Production at Spring Hill will start in late 2023. It will build battery packs for the Cadillac Lyriq, an upcoming electric SUV from GM. The car will be produced in another plant in Spring Hill, thereby simplifying logistics. As the Lyriq is scheduled for release next year, the batches made before Spring Hill is ready will use power packs from another plant, although not from Lordstown.
The batteries from Spring Hill are going to use different materials and will be less expensive than those made at Lordstown. The former plant, which will cover 2.8 million square-foot, will be using advanced materials and production process. It is also designed to be flexible so as to accommodate any new battery tech and materials.

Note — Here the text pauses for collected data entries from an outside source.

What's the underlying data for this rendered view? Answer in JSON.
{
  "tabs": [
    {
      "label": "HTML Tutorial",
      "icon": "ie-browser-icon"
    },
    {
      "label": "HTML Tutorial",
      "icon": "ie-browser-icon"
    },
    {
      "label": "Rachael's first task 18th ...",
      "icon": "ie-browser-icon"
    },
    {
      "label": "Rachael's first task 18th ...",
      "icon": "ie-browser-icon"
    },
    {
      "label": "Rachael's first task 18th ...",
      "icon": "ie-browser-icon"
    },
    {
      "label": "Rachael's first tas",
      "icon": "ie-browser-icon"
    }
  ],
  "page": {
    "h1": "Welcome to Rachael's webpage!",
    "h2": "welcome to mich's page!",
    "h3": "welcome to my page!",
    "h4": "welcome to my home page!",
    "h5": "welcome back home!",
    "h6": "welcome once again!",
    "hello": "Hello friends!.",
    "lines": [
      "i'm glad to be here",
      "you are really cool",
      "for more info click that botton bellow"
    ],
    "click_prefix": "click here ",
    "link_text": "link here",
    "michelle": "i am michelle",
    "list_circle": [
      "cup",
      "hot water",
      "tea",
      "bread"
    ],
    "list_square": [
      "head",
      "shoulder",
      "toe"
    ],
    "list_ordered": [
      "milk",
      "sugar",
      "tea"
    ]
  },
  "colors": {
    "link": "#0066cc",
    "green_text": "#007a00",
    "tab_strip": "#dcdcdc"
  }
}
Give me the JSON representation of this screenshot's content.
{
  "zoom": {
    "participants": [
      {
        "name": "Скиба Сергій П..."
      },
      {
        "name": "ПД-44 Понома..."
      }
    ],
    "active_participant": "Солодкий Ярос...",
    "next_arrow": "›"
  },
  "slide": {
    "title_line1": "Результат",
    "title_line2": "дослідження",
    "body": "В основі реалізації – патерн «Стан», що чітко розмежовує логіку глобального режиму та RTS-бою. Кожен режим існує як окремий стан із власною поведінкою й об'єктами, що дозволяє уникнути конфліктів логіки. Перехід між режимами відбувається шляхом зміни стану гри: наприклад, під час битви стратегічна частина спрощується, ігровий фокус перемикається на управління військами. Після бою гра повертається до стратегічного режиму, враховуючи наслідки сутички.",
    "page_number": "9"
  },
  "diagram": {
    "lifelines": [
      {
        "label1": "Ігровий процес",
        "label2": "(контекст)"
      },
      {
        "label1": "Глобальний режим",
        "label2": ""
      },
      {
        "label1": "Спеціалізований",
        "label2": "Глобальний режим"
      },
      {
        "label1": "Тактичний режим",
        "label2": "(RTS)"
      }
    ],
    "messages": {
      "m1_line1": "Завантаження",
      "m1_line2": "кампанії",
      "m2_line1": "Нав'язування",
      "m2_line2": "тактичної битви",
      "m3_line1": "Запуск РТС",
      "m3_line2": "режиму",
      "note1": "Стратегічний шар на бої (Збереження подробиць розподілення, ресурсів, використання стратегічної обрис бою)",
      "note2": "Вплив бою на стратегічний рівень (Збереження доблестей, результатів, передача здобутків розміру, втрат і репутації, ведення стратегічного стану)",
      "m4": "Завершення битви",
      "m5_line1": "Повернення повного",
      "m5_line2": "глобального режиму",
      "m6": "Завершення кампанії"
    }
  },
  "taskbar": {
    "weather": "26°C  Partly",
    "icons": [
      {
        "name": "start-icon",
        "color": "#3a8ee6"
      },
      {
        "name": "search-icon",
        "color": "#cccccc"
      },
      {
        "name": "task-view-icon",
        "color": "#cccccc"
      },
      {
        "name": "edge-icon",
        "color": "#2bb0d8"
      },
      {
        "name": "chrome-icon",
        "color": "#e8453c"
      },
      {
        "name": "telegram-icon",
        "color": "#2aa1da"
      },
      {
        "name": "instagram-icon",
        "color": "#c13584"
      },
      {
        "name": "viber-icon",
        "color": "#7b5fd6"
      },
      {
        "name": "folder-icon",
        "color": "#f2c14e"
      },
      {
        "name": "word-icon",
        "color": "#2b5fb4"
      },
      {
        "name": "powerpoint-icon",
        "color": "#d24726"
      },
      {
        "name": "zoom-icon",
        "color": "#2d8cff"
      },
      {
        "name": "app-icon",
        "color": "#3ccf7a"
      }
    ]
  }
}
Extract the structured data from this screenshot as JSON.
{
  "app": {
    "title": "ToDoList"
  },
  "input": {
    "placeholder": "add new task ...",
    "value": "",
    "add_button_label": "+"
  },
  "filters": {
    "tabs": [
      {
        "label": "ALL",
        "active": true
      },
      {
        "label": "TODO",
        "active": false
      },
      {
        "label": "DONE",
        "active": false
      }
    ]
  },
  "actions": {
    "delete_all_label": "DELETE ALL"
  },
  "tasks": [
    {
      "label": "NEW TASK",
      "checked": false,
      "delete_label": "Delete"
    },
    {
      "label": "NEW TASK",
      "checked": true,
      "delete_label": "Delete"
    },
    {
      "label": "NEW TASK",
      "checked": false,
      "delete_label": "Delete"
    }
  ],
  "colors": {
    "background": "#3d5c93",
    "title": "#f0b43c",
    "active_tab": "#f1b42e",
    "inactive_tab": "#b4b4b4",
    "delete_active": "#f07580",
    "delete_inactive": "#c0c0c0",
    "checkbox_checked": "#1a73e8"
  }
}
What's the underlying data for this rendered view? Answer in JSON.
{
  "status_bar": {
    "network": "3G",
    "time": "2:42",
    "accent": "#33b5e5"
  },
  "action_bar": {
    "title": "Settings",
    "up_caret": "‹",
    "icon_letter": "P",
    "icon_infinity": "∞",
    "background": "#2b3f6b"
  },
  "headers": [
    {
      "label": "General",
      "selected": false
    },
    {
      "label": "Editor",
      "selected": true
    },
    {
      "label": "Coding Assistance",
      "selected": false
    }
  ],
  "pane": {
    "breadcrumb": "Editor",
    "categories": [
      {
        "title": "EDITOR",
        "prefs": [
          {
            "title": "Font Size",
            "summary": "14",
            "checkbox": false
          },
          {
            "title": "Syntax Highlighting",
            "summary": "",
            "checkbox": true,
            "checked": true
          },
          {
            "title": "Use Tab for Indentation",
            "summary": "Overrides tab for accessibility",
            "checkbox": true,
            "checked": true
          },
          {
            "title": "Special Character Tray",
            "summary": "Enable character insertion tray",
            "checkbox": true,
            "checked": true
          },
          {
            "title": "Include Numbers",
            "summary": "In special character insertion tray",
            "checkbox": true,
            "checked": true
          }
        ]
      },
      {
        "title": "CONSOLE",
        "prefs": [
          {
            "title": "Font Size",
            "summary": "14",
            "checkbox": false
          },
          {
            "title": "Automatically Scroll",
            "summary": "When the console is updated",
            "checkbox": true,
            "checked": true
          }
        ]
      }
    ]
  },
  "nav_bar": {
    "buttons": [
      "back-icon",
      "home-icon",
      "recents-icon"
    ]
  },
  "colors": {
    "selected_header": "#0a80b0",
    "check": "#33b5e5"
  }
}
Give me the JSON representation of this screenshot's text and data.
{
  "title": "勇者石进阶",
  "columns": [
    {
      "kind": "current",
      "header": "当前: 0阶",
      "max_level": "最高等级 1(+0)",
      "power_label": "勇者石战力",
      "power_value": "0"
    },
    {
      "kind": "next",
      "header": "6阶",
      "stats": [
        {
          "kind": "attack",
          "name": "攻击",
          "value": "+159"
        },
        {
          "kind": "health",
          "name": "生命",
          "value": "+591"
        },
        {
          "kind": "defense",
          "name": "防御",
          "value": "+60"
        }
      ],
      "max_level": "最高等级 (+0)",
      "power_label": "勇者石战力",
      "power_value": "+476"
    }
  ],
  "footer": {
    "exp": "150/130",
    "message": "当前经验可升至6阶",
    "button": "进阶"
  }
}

Mary Barra, GM CEO, commented; “The addition of our second all-new Ultium battery cell plant in the U.S. with our joint venture partner LG Energy Solution is another major step in our transition to an all-electric future. The support of the state of Tennessee was an important factor in making this investment in Spring Hill possible and this type of support will be critical moving forward.”
LG Energy Solution CEO, Jong Hyyun Kim had this to say: “I truly believe this coming together transcends a partnership as it marks a defining moment that will reduce emissions and help to accelerate the adoption of EVs.”
GM will need more battery making plants as it shifts to an electric vehicle only lineup by 2035. It has a more pressing deadline of releasing 30 new electric models by 2025, which will further test the automaker’s battery making capacity. The funds for the new battery plants will come from its $27 billion war chest.